Former Avalanche Stanley Cup hero Andre Burakovsky—best remembered for his overtime winner in Game 1 of the 2022 Final—has been traded again, this time landing with the Ottawa Senators after a brief stint in Chicago.
Andre Burakovsky’s career has turned into a steady loop of new stops and short stays. The latest came Friday, when the Chicago Blackhawks dealt him to the Ottawa Senators for a 2027 sixth-round pick.
He leaves Chicago after one season that felt functional more than anything else. Burakovsky posted 33 points (11 goals, 22 assists) in 75 games after arriving from the Seattle Kraken on June 21, 2025. Middle-six minutes, secondary scoring, dependable enough—but never really a defining piece of the lineup.
He is entering the final year of a five-year, $27.5 million contract ($5.5 million AAV) signed with Seattle in July 2022 and will become an unrestricted free agent next summer.
Across 771 regular-season games, he has 420 points (164 goals, 256 assists). He also has 47 points in 93 playoff games and two Stanley Cup championships.
Drafted 23rd overall by the Washington Capitals in 2013, Burakovsky has now played for Washington, Colorado, Seattle, Chicago, and Ottawa. The production has been steady enough over time, but the role has shifted almost everywhere he’s gone.
The clearest version of his impact still traces back to Colorado.
He wasn’t a driver on that 2022 team, but he didn’t need to be on a roster that went on to win the Stanley Cup. Colorado was built to overwhelm teams with speed and skill. His job was simpler—finish plays when they opened up, and be ready for the moments that could swing a game.
Game 1 of the Stanley Cup Final against Tampa Bay is still the reference point. The game went to overtime, tight and tense, and Burakovsky finished it—scoring the winner in a 4-3 Avalanche victory that set the tone for a series Colorado would close out in six games.
That’s still the moment people remember. Not because it defines his career, but because it shows what he’s always been: a player who can matter without ever being the center of it.
In Ottawa, that’s the bet again.
Senators general manager Steve Staios put it simply.

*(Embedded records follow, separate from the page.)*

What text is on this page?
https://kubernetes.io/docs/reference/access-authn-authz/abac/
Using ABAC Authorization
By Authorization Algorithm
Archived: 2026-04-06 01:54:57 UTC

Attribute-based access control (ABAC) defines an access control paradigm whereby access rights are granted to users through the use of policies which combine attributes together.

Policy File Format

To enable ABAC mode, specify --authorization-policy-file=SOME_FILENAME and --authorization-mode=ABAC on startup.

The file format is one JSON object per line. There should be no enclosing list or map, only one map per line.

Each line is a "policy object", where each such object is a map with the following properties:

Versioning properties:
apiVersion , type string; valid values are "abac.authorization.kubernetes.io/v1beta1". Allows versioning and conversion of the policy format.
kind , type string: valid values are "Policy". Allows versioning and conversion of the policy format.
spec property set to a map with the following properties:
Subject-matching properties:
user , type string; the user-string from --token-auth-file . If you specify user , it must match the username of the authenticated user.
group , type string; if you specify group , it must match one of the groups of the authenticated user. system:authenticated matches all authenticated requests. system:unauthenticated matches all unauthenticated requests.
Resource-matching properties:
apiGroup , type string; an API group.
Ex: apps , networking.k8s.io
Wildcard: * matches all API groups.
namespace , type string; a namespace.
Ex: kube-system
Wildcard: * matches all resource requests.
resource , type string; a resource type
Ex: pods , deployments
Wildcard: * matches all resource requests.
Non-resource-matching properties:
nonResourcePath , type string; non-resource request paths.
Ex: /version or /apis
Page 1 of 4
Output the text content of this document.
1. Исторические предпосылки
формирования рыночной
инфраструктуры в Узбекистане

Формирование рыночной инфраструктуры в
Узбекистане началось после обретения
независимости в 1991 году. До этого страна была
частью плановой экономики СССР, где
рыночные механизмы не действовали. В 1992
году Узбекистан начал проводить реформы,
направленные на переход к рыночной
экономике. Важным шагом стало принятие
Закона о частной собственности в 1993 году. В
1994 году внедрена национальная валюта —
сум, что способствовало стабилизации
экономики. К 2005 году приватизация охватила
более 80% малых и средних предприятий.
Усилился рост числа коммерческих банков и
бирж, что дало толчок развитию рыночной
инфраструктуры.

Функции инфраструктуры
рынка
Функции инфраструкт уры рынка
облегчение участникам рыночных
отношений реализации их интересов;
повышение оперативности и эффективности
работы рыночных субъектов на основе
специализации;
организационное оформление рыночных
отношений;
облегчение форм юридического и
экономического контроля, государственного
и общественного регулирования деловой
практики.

“Andre adds skill and playmaking ability to our forward group,” Staios said. “We are happy to add the pedigree of a two-time Stanley Cup champion.”
For Ottawa, it’s another depth move—an experienced winger who can slide into the middle six, chip in offense, and help stabilize shifts when games tighten.
The Senators also made another move Friday, acquiring goaltender Samuel Ersson from the Toronto Maple Leafs for a 2026 fifth-round pick, part of a broader stretch of roster reshaping.
Burakovsky’s career doesn’t come with permanence at this point. It hasn’t for a while. But he keeps finding teams that believe there’s still enough there to make a difference.
Now it’s Ottawa’s turn to see where it fits.